It’s been an interesting summer as far as the ocean goes.
The water temperature was frigid during the early part of the summer but quickly warmed up by mid-June. Then came the bizarre activity a couple weeks ago with the pregnant hammerhead shark that died giving birth on the beach and was later buried in Fenwick. A day later, another pregnant hammerhead swam created a stir along the coast and in the back bays over a two-day period.
While the shark sightings have declined, there have been other reports of sharks being caught by surf fishermen at dawn and dusk on Ocean City and Assateague. That’s not entirely unusual, however.
This week there was some more unique discoveries that make living along the beach never boring. First there was the prevalence of salps over the weekend. Millions of them — which would not be an understatement — were seen on Assateague and all over Ocean City. Although harmless macro-plankton with no stingers, they were a nuisance for beach-goers and swimmers on Sunday and into the early part of the week. Their numbers fortunately have dissipated as the week has progressed. This is the first time I can recall seeing them in these huge numbers.
On Tuesday morning came the inevitable sighting of a Portuguese man o’ war on the beach at N. Division Street. It was only a matter of time before these highly venomous non-jellyfish (it’s a siphonophorae actually) were seen here. They have been seen all around the mid-Atlantic with news accounts from South Carolina to Long Island, N.Y. documenting them online.
The easiest advice for beach-goers is to simply check in with their lifeguard each morning and get an update on ocean conditions as well as the wildlife.
As I marveled over the talents of Trombone Shorty last Friday night at The Freeman Stage at Bayside, I oddly enough got to thinking about Bob Rothermel, who serves as the “talent buyer” for the venue and is backstage at just about every big concert at the venue.
Perhaps nobody was more pleased to see the summer season than Bob Rothermel, who spent the better part of the spring centrally involved in three huge stories around here — the community’s reaction to the mayhem that was Cruisin weekend in mid-May, the teachers’ outrage over the Board of Education’s budget battle with the County Commissioners and the revamping of street performer regulations in Ocean City.
To say Rothermel has his hands on a lot around these parts would be a gross understatement. Along with these matters, he spends months booking The Freeman Stage at Bayside and also works with bringing acts to the fledgling Ocean City Performing Arts Center. Additionally, his company organizes the weekly OC Beach Lights and fireworks in July and August, the O.C.toberfest activities and OC Sandfest.
As the event’s promoter, Cruisin weekend in mid-May put Rothermel in the crosshairs of many in the Ocean City community after extreme unruliness dominated the town for at least the second straight year. Even Mayor Rick Meehan, who, as he should, usually puts a positive spin on things, admitted significant changes to the town’s approach to the event were needed.
As the president of the Board of Education, Rothermel clearly earned his annual salary of $5,400 this year after a major battle with the County Commissioners over education funding. The issue here was the cuts the county made to the school system’s budget meant no raises for teachers and other school employees. The end result was the school board taking the funding the county allocated and then renegotiating a new package that cut 32 positions in favor of a modified raise package. Rothermel was involved in several aspects of that process.

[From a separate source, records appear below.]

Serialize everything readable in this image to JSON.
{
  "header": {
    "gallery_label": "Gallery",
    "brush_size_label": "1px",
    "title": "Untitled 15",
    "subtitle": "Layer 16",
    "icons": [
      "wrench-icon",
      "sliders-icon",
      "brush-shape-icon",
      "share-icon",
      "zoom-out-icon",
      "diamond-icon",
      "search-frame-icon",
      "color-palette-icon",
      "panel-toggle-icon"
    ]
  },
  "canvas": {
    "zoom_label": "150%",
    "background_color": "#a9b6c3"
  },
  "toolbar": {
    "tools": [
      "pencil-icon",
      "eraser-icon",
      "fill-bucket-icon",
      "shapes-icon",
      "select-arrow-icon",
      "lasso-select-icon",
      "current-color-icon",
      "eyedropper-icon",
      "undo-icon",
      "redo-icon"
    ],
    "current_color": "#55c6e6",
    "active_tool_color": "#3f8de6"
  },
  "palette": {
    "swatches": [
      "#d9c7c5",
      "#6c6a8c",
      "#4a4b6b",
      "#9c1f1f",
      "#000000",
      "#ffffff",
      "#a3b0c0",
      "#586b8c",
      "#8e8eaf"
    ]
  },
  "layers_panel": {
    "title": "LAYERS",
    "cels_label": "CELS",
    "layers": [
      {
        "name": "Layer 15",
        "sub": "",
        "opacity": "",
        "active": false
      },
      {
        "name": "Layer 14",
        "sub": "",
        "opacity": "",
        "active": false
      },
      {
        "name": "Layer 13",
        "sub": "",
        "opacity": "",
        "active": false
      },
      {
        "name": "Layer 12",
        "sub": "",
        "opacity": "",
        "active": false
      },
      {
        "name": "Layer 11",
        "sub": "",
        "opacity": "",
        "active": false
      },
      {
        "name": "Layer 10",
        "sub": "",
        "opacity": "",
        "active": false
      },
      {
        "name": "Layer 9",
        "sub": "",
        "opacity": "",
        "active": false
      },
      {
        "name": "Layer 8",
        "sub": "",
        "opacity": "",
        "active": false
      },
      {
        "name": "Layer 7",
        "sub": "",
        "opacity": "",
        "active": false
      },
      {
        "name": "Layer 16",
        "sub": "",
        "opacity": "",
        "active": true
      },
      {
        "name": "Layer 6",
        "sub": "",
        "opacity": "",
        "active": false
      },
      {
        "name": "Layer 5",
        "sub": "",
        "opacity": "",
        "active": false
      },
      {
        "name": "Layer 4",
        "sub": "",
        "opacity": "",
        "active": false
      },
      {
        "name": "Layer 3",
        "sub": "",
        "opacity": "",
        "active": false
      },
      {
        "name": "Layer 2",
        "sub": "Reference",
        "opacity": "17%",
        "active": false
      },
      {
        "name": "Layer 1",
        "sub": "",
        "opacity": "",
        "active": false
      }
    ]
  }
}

If all that weren’t enough, Rothermel served over the winter on the street performer task force in Ocean City. It was that group’s recommendations that were essentially crafted into the legislation that was approved by the Ocean City Mayor and Council last month and will go into effect in a couple weeks. One of the goals was to come up with a set of regulations to govern the street performers without getting the town sued again.
Rothermel, the former director of the Ocean City Convention Center, is a rational and mannered individual. He has opinions, like the rest of us, but he has the perspective, knowledge and experience to merit an intent ear. He surely needed a balanced, mild-mannered approach over the last several months while dealing with these contentious matters.
While these three big stories will continue to unfold in the months ahead, here’s to hoping he sits backstage at The Freeman Stage and takes comfort in the fact thousands of people are having a blast seeing top-notch acts this summer at a special venue, thanks largely to him acting as the middle man between the Freeman Foundation and the musical acts.